I’m not easily impressed when it comes to business hotels. Mostly they are the same (as you know.) If the minibar is empty you’re probably in the US. If the toilet seat burns you when you sit on it you are in Japan, Taiwan, maybe Korea. If there’s a tiny bed, UK or Germany, France perhaps. Fierce heat that you can’t turn off, Scandinavia. Glass and chrome? You could be anywhere. Rude air hostesses – you’re still flying United so keep dreaming. But, the hotels all have the same basic stuff.
A view is not usually one of those things.
I am at the Prince Hotel in Shin Yokohama, in Japan. It’s a couple of miles from central Shin Yokohama.
(“Shin” means “new” in Japanese, and I can only assume, without asking for fear of offending the people who bring me beer, that “old” Yokohama is buried underneath Shin Yokohama, helped there by 20 thousand tons of air-delivered high explosives and several strongly worded letters from FDR.)
The Prince Hotel is tubular. It’s 42 stories high. I’m on the 39th floor. It’s like a stack of 42 giant donuts. Mmmmm donuts!
Tubular is not an obvious choice for a hotel. As you step off the elevator you walk towards a glass window that looks out over the middle part (the hole in the middle.) Looking down, I’m reminded of any number of scenes in the star wars movies where a long drop and a painful death are imminent, as the falling character is watched by 20 million space aliens looking out of their bedroom windows at the thrashing form zipping downwards as they think to themselves “I didn’t know humans could fly.”
The shape of the hotel only really hit me as I walked along the corridor to my room. The corridor curves, it’s odd. The room takes up probably 10 degrees of the curve. It’s about 12 feet from the door to the window, and my first thought was “how am I going to get my ass and my head in here at the same time?” But when I walked in I see that the room is long and skinny, and curved. It’s 12 feet deep but 30 feet long, and curved, and the KING SIZE BED! faces the window. There’s a couple of feet to walk around it – compact but not oppressive. They’ve really made a lot of use out of the room. It’s actually a suite – there’s a couch, armchair, and table next to the desk and chair. The TV is on a lazy Susan so you can turn it from the suite side to the bed side. But, so far, other than the odd shape and the spectacular efficiency, it’s not that special. But it’s definitely nice.

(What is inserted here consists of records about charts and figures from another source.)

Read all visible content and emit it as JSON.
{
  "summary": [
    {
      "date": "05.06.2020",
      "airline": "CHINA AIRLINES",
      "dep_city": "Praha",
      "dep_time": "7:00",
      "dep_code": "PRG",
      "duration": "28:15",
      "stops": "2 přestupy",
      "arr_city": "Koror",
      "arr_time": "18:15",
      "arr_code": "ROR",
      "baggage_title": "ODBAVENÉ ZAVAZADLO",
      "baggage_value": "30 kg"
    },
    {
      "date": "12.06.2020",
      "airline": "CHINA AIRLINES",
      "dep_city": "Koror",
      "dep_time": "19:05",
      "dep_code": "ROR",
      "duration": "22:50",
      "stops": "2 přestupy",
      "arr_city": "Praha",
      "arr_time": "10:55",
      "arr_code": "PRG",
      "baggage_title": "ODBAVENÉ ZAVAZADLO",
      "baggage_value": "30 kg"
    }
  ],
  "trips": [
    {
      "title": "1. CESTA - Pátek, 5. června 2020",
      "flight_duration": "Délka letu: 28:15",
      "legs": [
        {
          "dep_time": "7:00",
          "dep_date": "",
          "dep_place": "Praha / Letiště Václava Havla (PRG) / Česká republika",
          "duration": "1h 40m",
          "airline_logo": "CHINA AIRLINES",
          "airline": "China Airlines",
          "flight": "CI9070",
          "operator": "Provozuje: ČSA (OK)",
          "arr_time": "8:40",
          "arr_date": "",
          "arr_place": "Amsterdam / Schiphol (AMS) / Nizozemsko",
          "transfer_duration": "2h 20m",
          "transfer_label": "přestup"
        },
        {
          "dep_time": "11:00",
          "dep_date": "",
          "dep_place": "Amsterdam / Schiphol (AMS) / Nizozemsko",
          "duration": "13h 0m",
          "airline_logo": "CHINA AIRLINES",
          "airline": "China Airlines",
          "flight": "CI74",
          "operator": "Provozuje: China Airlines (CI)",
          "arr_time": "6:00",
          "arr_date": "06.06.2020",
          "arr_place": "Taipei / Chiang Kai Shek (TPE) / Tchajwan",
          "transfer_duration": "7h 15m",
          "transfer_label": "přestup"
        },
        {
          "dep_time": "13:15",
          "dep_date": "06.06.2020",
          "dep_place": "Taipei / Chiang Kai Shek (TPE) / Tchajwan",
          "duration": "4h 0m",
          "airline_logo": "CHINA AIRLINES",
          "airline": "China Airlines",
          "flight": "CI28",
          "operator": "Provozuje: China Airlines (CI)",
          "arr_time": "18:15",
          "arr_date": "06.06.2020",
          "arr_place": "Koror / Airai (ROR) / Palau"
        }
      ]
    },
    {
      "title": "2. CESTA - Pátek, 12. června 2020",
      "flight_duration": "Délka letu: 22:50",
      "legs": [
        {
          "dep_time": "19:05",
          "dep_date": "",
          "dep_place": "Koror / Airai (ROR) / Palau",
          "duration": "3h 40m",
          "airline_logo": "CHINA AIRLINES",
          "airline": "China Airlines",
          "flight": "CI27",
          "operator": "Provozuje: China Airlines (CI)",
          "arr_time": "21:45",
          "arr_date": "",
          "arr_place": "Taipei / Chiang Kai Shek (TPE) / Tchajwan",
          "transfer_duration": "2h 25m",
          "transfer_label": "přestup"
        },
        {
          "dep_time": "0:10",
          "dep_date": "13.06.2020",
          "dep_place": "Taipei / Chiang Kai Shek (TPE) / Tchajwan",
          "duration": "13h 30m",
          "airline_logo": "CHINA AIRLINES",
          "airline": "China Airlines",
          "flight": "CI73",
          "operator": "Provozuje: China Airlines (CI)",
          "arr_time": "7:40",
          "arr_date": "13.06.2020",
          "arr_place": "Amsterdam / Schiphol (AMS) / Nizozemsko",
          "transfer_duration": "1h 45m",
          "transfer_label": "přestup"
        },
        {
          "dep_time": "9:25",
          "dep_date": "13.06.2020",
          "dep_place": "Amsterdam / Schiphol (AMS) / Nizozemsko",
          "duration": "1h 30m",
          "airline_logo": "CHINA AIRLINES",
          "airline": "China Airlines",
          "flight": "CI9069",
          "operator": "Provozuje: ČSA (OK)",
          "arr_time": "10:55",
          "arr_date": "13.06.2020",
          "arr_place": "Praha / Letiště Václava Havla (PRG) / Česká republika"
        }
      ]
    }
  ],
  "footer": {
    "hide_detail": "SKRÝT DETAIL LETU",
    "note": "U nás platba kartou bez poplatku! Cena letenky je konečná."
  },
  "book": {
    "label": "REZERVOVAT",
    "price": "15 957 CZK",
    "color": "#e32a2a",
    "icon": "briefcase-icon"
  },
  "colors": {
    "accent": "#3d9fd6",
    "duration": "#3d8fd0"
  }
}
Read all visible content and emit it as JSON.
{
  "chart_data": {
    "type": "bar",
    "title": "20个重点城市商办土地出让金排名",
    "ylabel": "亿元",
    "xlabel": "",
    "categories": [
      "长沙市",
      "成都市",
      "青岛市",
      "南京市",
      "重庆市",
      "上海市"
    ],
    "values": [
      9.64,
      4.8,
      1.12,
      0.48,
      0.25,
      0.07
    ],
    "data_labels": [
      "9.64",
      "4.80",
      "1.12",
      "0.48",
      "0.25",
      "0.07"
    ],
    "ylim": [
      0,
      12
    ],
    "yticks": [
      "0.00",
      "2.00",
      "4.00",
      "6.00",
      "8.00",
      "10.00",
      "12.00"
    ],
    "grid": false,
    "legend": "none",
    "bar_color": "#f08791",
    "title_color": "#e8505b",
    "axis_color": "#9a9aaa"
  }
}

And, since I mentioned it, what the hell was wrong with Susan? Why was she so lazy? Was it the parents? Some childhood trauma? Poor schooling? Perhaps an unpleasant breakup? We’ll never know.
Anyway, back to the hotel. Did I mention the view? I have a view of Shin Yokohama, which has a very well defined set of tall buildings, nicely surrounded (in the classic Gaussian distribution) by successively less tall buildings. And from 39 floors up it’s pretty cool. I can see the harbour and a couple of bridges and the giant ferris wheel (next to the hotel I stayed at last time.) The city doesn’t appear to end, and it’s very pretty. I can also see the bullet train in the railway station. Very cool.
I think it’s the best view I have ever had in a business hotel.
And, to top it off, the German’s are going to be pissed because the local beer (“Yokohama Hefeweizen”) is a very good wheat beer. Mmmmm beer! Better than Blue Moon for sure, but I can’t figure out how to ask for an orange slice with it.